Review decision: April 2016
We checked this guideline and decided that it should not be updated at this time. For details, see the update decision, decision matrix, response to stakeholder comments, and the process for deciding if an update is needed.
In August 2016, the footnote to recommendations 1.4.11 and 1.4.12 were amended to cover the new advice from the Medicines and Healthcare products Regulatory Agency (MHRA) about safety concerns related to ivabradine (June 2014 and December 2014) and nicorandil (January 2016).
Next review date: 2017
This guideline offers evidence-based advice on the care and treatment of adults diagnosed with stable angina.
Stable angina is usually caused by coronary heart disease, a condition in which blood vessels in the heart become narrowed by a build up of fat. This reduces the supply of blood and oxygen to the heart. The most common symptom of stable angina is pain or a feeling of discomfort or tightness in the chest, which can often spread to the jaw, back, shoulders and arms.
This guideline was previously called management of stable angina.
Recommendations 1.5.2 and 1.5.12 of this guideline partially update recommendation 1.2 of myocardial perfusion scintigraphy for the diagnosis and management of angina and myocardial infarction (TA73).
The recommendations in this guideline represent the view of NICE, arrived at after careful consideration of the evidence available. When exercising their judgement, professionals are expected to take this guideline fully into account, alongside the individual needs, preferences and values of their patients or service users. The application of the recommendations in this guideline is not mandatory and the guideline does not override the responsibility of healthcare professionals to make decisions appropriate to the circumstances of the individual patient, in consultation with the patient and/or their carer or guardian.
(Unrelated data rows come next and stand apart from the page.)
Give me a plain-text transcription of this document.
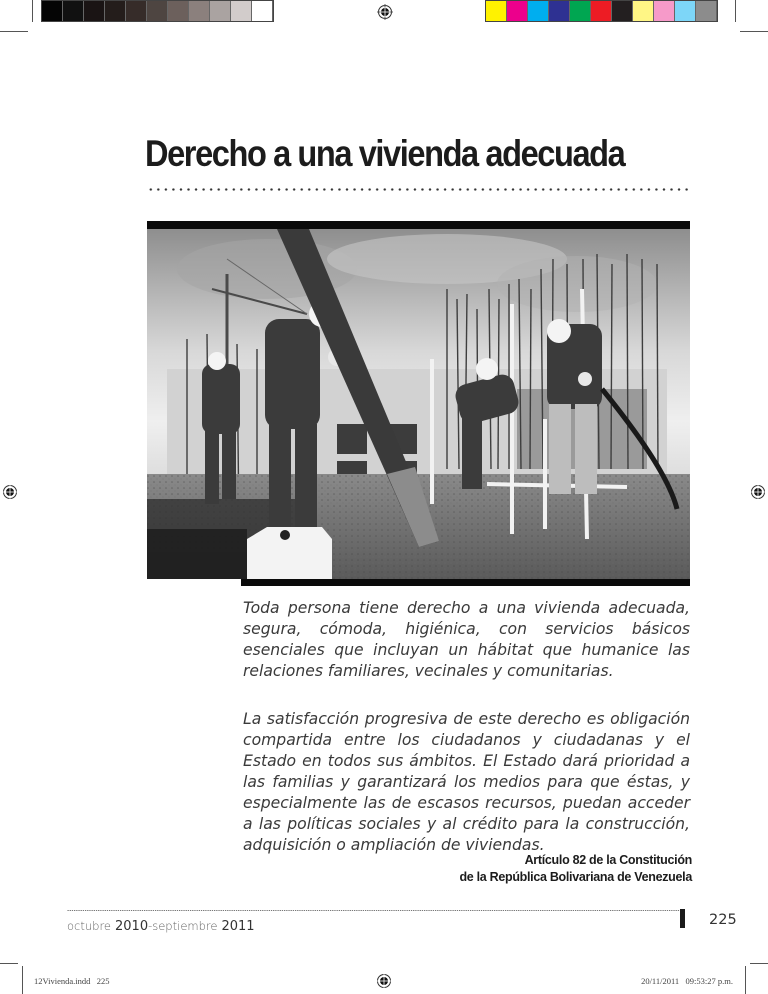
Derecho a una vivienda adecuada

Toda persona tiene derecho a una vivienda adecuada, segura, cómoda, higiénica, con servicios básicos esenciales que incluyan un hábitat que humanice las relaciones familiares, vecinales y comunitarias.

La satisfacción progresiva de este derecho es obligación compartida entre los ciudadanos y ciudadanas y el Estado en todos sus ámbitos. El Estado dará prioridad a las familias y garantizará los medios para que éstas, y especialmente las de escasos recursos, puedan acceder a las políticas sociales y al crédito para la construcción, adquisición o ampliación de viviendas.

Artículo 82 de la Constitución
de la República Bolivariana de Venezuela
octubre 2010-septiembre 2011	225
12Vivienda.indd   225	20/11/2011   09:53:27 p.m.
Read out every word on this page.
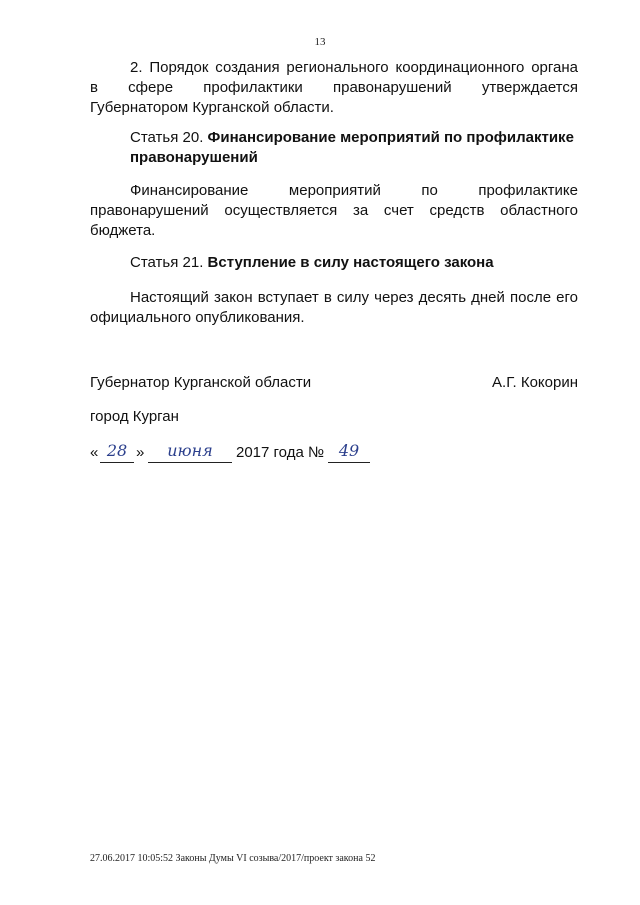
13
2. Порядок создания регионального координационного органа
в сфере профилактики правонарушений утверждается
Губернатором Курганской области.
Статья 20. Финансирование мероприятий по профилактике правонарушений
Финансирование мероприятий по профилактике правонарушений осуществляется за счет средств областного бюджета.
Статья 21. Вступление в силу настоящего закона
Настоящий закон вступает в силу через десять дней после его официального опубликования.
Губернатор Курганской области	А.Г. Кокорин
город Курган
« 28 »	июня	2017 года № 49
27.06.2017 10:05:52 Законы Думы VI созыва/2017/проект закона 52
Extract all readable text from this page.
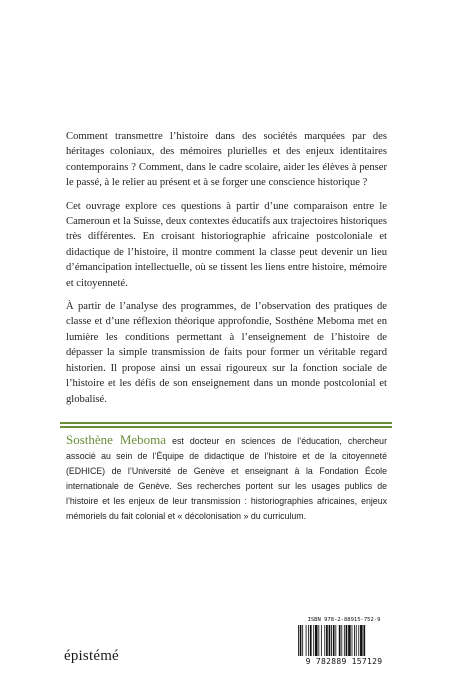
Comment transmettre l’histoire dans des sociétés marquées par des héritages coloniaux, des mémoires plurielles et des enjeux identitaires contemporains ? Comment, dans le cadre scolaire, aider les élèves à penser le passé, à le relier au présent et à se forger une conscience historique ?

Cet ouvrage explore ces questions à partir d’une comparaison entre le Cameroun et la Suisse, deux contextes éducatifs aux trajectoires historiques très différentes. En croisant historiographie africaine postcoloniale et didactique de l’histoire, il montre comment la classe peut devenir un lieu d’émancipation intellectuelle, où se tissent les liens entre histoire, mémoire et citoyenneté.

À partir de l’analyse des programmes, de l’observation des pratiques de classe et d’une réflexion théorique approfondie, Sosthène Meboma met en lumière les conditions permettant à l’enseignement de l’histoire de dépasser la simple transmission de faits pour former un véritable regard historien. Il propose ainsi un essai rigoureux sur la fonction sociale de l’histoire et les défis de son enseignement dans un monde postcolonial et globalisé.

Sosthène Meboma est docteur en sciences de l’éducation, chercheur associé au sein de l’Équipe de didactique de l’histoire et de la citoyenneté (EDHICE) de l’Université de Genève et enseignant à la Fondation École internationale de Genève. Ses recherches portent sur les usages publics de l’histoire et les enjeux de leur transmission : historiographies africaines, enjeux mémoriels du fait colonial et « décolonisation » du curriculum.

ISBN 978-2-88915-752-9
9 782889 157129
épistémé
Local commissioners and/or providers have a responsibility to enable the guideline to be applied when individual health professionals and their patients or service users wish to use it. They should do so in the context of local and national priorities for funding and developing services, and in light of their duties to have due regard to the need to eliminate unlawful discrimination, to advance equality of opportunity and to reduce health inequalities. Nothing in this guideline should be interpreted in a way that would be inconsistent with compliance with those duties.